Q: Why do I pay NI if it funds the NHS and pensions? Shouldn't that just come from income tax?
A: Historically, NI was created as a separate "insurance" scheme — you paid in, you got benefits out. Today it's more of a tax in all but name, but the system is still structured separately for historical and political reasons. Some argue it should be merged into income tax for simplicity; others argue keeping it separate makes the cost of the welfare state visible. Either way, as an earner, you're paying both.
Q: Can I opt out of National Insurance?
A: Not if you're employed and above the threshold. If you're self-employed and don't want to pay Class 2, you can claim exemption if you have a qualifying reason (certain religious beliefs, for example), but this is rare. Otherwise, it's not optional.
Q: Does taking a pension contribution reduce my National Insurance?
A: Yes. Pension contributions are deducted before NI is calculated. This is one of the most valuable NI-reduction strategies. Even a modest £100/month pension contribution saves you roughly £8 in NI per month, on top of the income tax relief.
Q: If I'm a director and take everything as dividends, do I pay less NI than if I take a salary?

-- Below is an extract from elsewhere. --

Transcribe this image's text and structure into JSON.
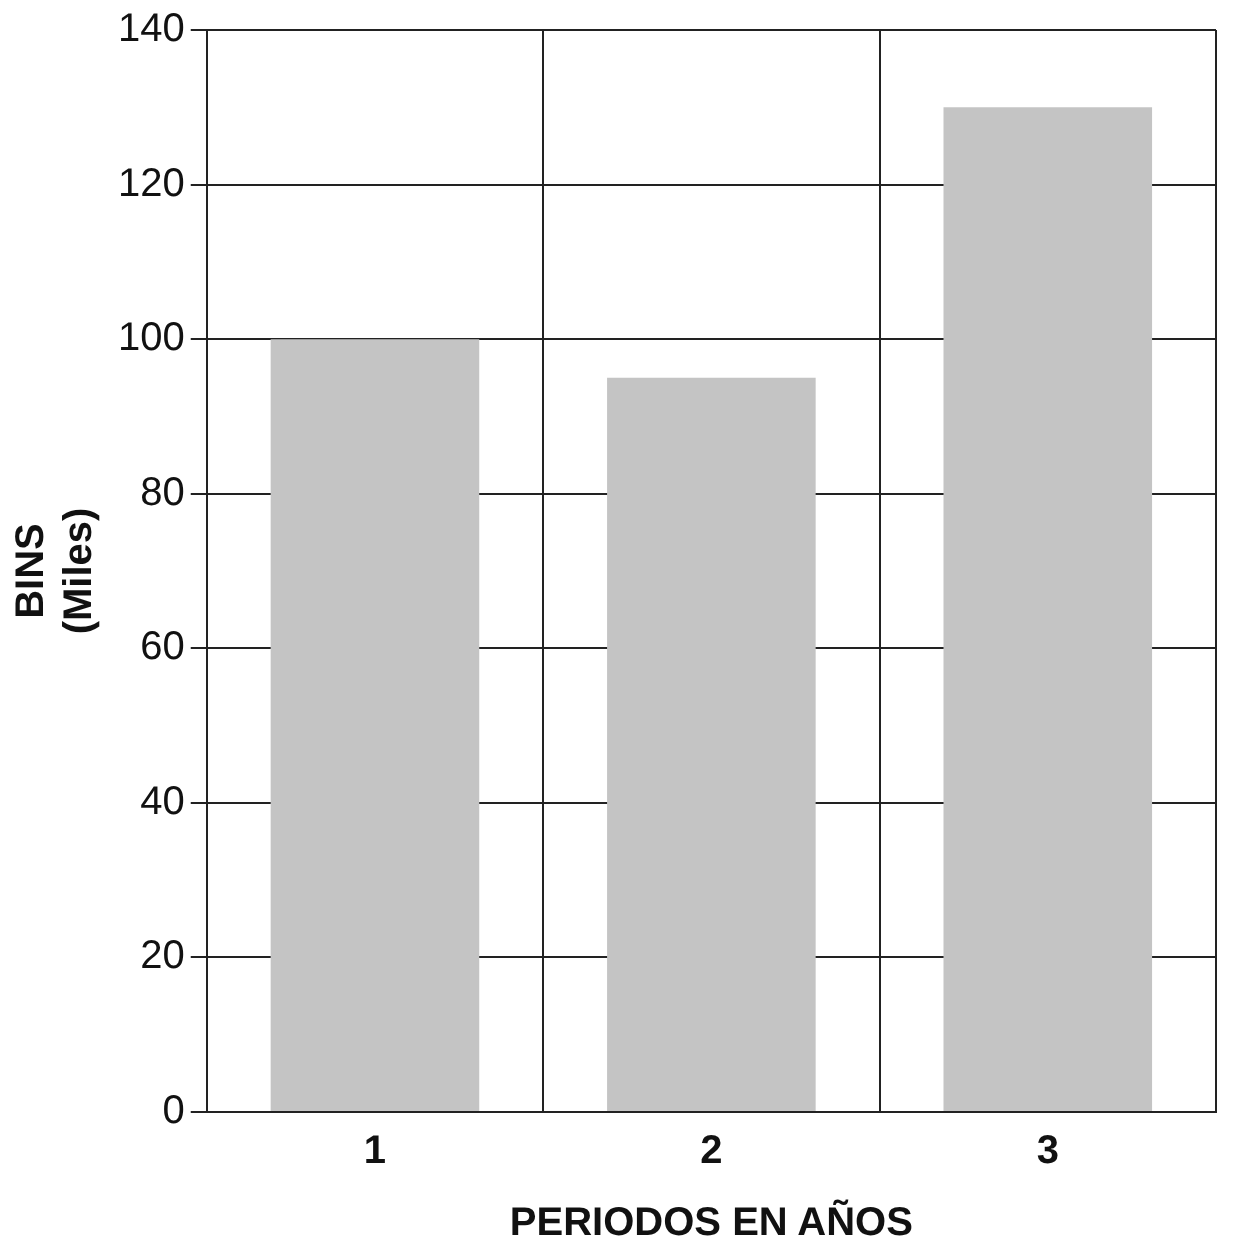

A: Dividends carry no NI, which is why some directors structure this way. But there are tradeoffs: the company must be profitable enough to declare dividends, you have to consider employment benefits (pension matching, statutory protections), and HMRC scrutinises aggressive salary/dividend splits. For most directors, a sensible mix is best. Consult an accountant.
Q: I'm self-employed. Why do I pay more NI than an employee earning the same?
A: You don't always. Self-employed Class 2 (£153/year) is much cheaper than employee Class 1 (£1,800+). But self-employed Class 4 is also 8%, similar to employee Class 1. The real difference is that employers pay their own NI (15% on your salary), so the total cost to them is higher. As a self-employed person, you're bearing the full cost yourself. This is why self-employed people often price their services higher than employees' salaries — they're covering both sides of the NI bill.
What to do next
Understanding National Insurance is the first step; calculating your exact liability is the second. Use our sales tax calculator for overall tax and NI estimates, or if you're self-employed, check your Class 2 and Class 4 liability against your projected profit.
If you're concerned about gaps in your NI record (time out of work, self-employment periods, caring responsibilities), check your record at gov.uk/nino — you can see exactly what years you've paid and what's missing. If there are gaps, buying Class 3 contributions can be the cheapest way to protect your future State Pension entitlement.
And if you're self-employed or run a limited company, speaking to an accountant about pension strategy and salary/dividend splits can save you hundreds of pounds in NI per year — easily worth the consultation fee.